FISHing for success
ABBOTT PARK, Ill.—A new collaboration has been struck between Abbott, Janssen Biotech Inc. and Pharmacyclics Inc., in which the partners will investigate the potential of Abbott's proprietary fluorescence in-situ hybridization (FISH) technology for the development of a molecular companion diagnostic test to identify patients with a genetic subtype of chronic lymphocytic leukemia (CLL), the most common form of adult leukemia.
Per the terms of the agreement, Abbott will develop a FISH-based test to identify high-risk CLL patients who may present with a deletion in chromosome 17p (del17p) and might respond favorably to ibrutinib, an oral, small-molecule inhibitor of Bruton tyrosine kinase (BTK). Patients with a deletion on chromosome 17p typically respond poorly to chemoimmunotherapy and have few treatment options.
Abbott's Vysis CLL FISH Probe Kit, which targets multiple genes within the del17p region and is used to help determine prognosis for CLL patients, will be leveraged for investigational use only to determine genetic marker status as part of the collaboration.
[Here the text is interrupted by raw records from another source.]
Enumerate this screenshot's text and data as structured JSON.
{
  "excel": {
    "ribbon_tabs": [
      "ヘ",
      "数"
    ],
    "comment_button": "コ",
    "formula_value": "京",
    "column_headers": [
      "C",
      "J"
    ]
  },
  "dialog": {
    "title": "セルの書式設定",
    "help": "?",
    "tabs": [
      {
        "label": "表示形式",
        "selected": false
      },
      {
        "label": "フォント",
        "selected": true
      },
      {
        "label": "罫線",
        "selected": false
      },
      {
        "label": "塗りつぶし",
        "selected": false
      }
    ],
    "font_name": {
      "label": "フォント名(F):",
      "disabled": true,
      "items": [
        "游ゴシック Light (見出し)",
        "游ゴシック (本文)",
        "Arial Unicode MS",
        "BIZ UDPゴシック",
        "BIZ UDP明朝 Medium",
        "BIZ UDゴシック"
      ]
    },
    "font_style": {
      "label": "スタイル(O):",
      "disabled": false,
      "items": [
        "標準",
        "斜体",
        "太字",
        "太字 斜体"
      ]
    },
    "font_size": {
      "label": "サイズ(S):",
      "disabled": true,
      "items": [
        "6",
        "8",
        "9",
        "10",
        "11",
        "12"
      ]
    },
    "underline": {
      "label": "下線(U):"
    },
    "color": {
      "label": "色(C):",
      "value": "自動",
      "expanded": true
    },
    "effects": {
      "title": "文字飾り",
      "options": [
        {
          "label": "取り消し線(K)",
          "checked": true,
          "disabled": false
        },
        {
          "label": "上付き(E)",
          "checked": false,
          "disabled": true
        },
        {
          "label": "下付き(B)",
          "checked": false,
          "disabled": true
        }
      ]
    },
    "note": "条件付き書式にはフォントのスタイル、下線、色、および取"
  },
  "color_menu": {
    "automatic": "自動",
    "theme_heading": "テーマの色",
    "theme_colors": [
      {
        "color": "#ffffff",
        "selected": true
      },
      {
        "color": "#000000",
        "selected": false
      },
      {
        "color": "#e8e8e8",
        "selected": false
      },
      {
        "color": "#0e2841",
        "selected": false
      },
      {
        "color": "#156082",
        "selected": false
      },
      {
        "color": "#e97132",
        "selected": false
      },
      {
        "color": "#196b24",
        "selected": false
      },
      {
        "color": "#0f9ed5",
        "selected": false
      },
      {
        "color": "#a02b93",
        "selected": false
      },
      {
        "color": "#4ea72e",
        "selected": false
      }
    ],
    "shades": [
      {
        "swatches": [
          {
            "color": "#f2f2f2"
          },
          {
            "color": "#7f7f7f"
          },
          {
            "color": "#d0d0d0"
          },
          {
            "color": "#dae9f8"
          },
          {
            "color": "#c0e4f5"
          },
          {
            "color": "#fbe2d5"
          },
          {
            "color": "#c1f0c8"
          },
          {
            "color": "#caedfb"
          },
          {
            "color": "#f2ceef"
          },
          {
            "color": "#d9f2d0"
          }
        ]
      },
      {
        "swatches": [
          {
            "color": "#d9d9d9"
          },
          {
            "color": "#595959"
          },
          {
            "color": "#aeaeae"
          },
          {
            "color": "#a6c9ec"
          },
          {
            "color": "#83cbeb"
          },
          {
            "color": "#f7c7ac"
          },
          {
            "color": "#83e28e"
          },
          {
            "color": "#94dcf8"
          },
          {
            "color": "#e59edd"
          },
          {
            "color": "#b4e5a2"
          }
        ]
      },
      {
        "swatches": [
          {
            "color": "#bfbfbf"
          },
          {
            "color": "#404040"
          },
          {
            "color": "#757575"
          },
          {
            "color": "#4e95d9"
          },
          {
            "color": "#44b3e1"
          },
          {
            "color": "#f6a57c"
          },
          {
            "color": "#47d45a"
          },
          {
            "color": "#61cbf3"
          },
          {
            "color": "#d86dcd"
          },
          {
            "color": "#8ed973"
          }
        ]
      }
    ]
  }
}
Abbott received U.S. Food and Drug Administration (FDA) clearance for the kit in 2011.
"Like Abbott's other collaborations in the area of companion diagnostics, our goal is to leverage molecular technologies to help ensure that the right medicine is getting to the right person," John Coulter, vice president of molecular diagnostics at Abbott, said in a press release. "Cancer is a complex disease where, historically, therapies have demonstrated only a 25-percent efficacy rate. Companion diagnostic tests can help improve these outcomes by selecting patients that are more likely to respond to specific therapies, reducing time to the most effective treatment and increasing the number of positive outcomes."
Janssen and Pharmacyclics are currently developing ibrutinib for the treatment of several B-cell malignancies. The two companies established a collaborative development and worldwide license agreement for ibrutinib, originally known as PCI-32765, in December 2011, when they agreed to jointly develop and market the compound. The deal is a 50/50 profit-loss agreement, with the companies sharing development and commercialization activities. Janssen paid $150 million up front as part of the agreement, and will make additional payments if certain development and regulatory milestones are achieved.
BTK is an important cell-signaling enzyme found in hematopoietic cells, including B-cells. In the body, B-cell activation is driven by the B-cell receptor (BCR), and BTK plays a significant role in the BCR signaling pathway.
"BCR signaling is thought to promote cell proliferation, adhesion and survival in many types of B-cell malignancies (cancers). Inhibitors of BTK … act downstream of the BCR and block BTK activity, and in preclinical models, this resulted in an inhibition of proliferation, a disruption of tumor-cell adhesion and apoptosis (cell death) in malignant B-cells," Pharmacyclics notes on its website.
In mouse studies, ibrutinib was found to also reduce the levels of circulating autoantibodies and reverse the course of arthritis, which means the compound could have potential in autoimmune and inflammatory disorders as well. The compound is currently being developed in B-cell malignancies such as CLL, small lymphocytic lymphoma, mantle cell lymphoma (MCL), diffuse large B-cell lymphoma and multiple myeloma.
Pharmacyclics and Janssen both issued announcements on Feb. 12 that ibrutinib had received Breakthrough Therapy Designations from the FDA as a monotherapy for two B-cell malignancies: in patients with relapsed or refractory MCL who have received prior therapy, and for patients with Waldenström's macroglobulinemia, a rare type of lymphoma. Current plans are that the filing for ibrutinib in MCL will be made prior to the end of this year.
"As an oncology product, ibrutinib receiving the Breakthrough Therapy Designation is an example of progress and hope for patients fighting a range of cancers. This designation shows that the FDA is dedicated to using an 'all hands on deck approach' to work on products that show promise in treating serious and life-threatening diseases," Dr. Ellen Sigal, chair and founder of Friends of Cancer Research, said in a press release about the FDA's decisions.